The tours, which had been one of impoverished Pyongyang’s main sources of income, came to a halt in 2008 after a South Korean tourist was shot dead by a North Korean soldier when she purportedly strayed into an off-limits military zone.
Restaurants, a fire station, a cultural center, a hot spring, hotels, a golf range, duty free shops and other facilities owned by dozens of South Korean companies have been unused for nearly three years.

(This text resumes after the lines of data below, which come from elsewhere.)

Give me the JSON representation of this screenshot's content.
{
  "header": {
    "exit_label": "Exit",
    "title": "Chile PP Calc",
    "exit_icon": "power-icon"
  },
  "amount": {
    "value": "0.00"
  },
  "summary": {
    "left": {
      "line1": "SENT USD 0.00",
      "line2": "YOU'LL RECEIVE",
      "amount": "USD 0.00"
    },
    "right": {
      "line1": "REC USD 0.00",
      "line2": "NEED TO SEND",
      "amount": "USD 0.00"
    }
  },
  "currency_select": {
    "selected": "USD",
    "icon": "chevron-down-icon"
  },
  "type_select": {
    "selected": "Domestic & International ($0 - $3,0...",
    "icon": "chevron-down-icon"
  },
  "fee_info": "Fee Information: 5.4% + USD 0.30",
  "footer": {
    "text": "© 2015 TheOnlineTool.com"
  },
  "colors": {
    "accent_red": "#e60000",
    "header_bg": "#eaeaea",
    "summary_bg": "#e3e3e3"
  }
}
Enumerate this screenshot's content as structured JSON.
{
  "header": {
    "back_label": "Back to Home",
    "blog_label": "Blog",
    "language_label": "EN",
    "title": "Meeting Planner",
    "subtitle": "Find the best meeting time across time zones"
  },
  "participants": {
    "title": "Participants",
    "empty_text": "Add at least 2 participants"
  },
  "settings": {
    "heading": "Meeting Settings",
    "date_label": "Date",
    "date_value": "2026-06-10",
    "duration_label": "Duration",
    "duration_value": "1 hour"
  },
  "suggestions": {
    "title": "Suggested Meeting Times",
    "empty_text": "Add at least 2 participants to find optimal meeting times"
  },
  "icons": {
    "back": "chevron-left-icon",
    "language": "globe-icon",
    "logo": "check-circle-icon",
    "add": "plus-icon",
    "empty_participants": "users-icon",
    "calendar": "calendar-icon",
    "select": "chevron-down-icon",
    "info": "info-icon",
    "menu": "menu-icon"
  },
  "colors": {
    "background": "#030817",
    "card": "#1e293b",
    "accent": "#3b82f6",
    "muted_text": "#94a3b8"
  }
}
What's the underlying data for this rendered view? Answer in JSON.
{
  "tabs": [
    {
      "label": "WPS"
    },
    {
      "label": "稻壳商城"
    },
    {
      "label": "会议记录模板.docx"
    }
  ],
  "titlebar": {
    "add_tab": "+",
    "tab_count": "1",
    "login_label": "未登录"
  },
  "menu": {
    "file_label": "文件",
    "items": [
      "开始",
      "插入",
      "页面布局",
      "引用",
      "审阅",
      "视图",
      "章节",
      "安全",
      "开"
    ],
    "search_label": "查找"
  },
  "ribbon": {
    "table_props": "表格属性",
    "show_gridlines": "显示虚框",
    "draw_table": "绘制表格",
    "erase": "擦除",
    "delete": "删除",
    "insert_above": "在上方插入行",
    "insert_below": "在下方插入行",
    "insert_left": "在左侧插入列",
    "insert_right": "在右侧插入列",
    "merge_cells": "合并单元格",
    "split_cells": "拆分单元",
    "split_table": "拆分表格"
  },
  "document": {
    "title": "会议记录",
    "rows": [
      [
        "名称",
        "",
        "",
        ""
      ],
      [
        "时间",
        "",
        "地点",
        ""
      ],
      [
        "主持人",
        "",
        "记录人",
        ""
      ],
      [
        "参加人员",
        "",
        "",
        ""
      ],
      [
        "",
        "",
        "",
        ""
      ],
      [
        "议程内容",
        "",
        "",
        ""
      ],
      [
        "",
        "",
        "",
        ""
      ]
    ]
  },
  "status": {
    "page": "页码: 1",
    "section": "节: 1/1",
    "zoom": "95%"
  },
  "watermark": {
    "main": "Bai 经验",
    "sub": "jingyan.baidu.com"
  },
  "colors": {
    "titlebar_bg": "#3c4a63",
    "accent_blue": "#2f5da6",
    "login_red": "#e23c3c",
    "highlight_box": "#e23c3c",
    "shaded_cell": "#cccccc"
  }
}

They were seized by the North in April last year.
Pyongyang had announced it would dispose of all its seized South Korean property in the latest show of hostility toward its southern rival.
Companies should visit the mountain by the end of this month to discuss the issue, the North’s official Korean Central News Agency reported last Friday.
“We plan to meet with company owners this week to gather their opinion,” an official at Seoul’s Unification Ministry, which specializes in North Korea affairs, said on the customary condition of anonymity.
The government may or may not accompany company representatives as they visit the North to discuss the issue, the official added.
Pressed for outside aid and foreign currency, North Korea has been seeking ways of resuming the stalled tours. As South Korea remains lukewarm, the communist state threatened to take away South Korean company Hyundai Asan’s exclusive tourism rights to the resort and develop the area for international tours.